Y Lope de Vega Carpio en un soneto:
Tened piedad de mí, que muero
ausente,
hermosas ninfas de este blando río,
que bien os lo merece el llanto mío
con que suelo aumentar vuestra corriente.
Saca la coronada y blanca frente,
Tormes famoso, a ver mi desvarío...
Camõens adelantó
aún más la imitación de los antiguos, pues no sólo
introdujo las ninfas de Mondego a llorar la muerte de doña Inés
de Castro en el canto 3, est. 135 de sus
Lusiadas, pero aún quiso imitar las
metamorfosis de los gentiles, inventando, con feliz fantasía, una
transformación de las lágrimas de aquellas ninfas en fuente:
As filhas do Mondego a morte
escura
longo tempo chorando
memoraram,
e por memoria eterna em fonte
pura
as lagrimas choradas
transformaram.
O nome lhe poseram, que inda
dura,
dos amores, de Ignês, que alli
passaram.
Vêde que fresca fonte rega as
flores,
que lagrimas saõ agua, e o nome
amores.
De esa especie es la fantasía con
que el P. Rapin, en su poema (lib.

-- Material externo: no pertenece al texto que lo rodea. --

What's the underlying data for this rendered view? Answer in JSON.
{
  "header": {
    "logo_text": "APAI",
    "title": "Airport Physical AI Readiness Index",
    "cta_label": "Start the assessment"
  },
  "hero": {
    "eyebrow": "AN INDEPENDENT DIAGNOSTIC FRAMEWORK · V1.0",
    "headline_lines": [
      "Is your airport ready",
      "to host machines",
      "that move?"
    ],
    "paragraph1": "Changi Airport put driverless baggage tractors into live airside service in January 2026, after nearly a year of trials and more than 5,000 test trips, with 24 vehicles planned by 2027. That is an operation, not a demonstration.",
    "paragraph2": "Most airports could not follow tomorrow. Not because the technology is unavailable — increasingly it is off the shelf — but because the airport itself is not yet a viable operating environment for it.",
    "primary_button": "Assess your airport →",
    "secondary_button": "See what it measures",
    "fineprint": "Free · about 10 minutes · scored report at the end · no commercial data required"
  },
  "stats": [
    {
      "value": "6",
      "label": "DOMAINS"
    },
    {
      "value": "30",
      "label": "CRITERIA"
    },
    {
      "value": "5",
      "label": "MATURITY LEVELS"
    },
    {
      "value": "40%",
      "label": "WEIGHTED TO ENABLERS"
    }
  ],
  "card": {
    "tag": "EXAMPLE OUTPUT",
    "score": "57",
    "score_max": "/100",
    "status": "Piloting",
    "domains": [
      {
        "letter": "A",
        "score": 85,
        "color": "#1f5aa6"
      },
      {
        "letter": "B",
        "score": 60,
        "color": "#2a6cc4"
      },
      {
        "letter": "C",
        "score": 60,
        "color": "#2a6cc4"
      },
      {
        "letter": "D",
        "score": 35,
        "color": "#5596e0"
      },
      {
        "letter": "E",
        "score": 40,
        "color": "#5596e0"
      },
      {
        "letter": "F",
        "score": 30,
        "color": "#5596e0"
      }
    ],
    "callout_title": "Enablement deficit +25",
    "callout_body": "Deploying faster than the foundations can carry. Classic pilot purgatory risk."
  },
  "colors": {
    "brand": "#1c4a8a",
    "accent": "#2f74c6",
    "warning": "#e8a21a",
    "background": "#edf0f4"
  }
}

I), imagina poéticamente el origen
del ornato y simetría de los jardines, fingiendo que, habiendo
concurrido a una fiesta de aldea, entre otros dioses y diosas, Flora, mal
compuesta y desaliñada, se le burlaron y la motejaron los alegres
zagales. La madre Cibeles, sintiendo el caso, la retiró aparte y le
dispuso con ordenado aliño los cabellos, adornándole las sienes
con una corona de verde boj, con cuyo adorno empezó a aparecer hermosa.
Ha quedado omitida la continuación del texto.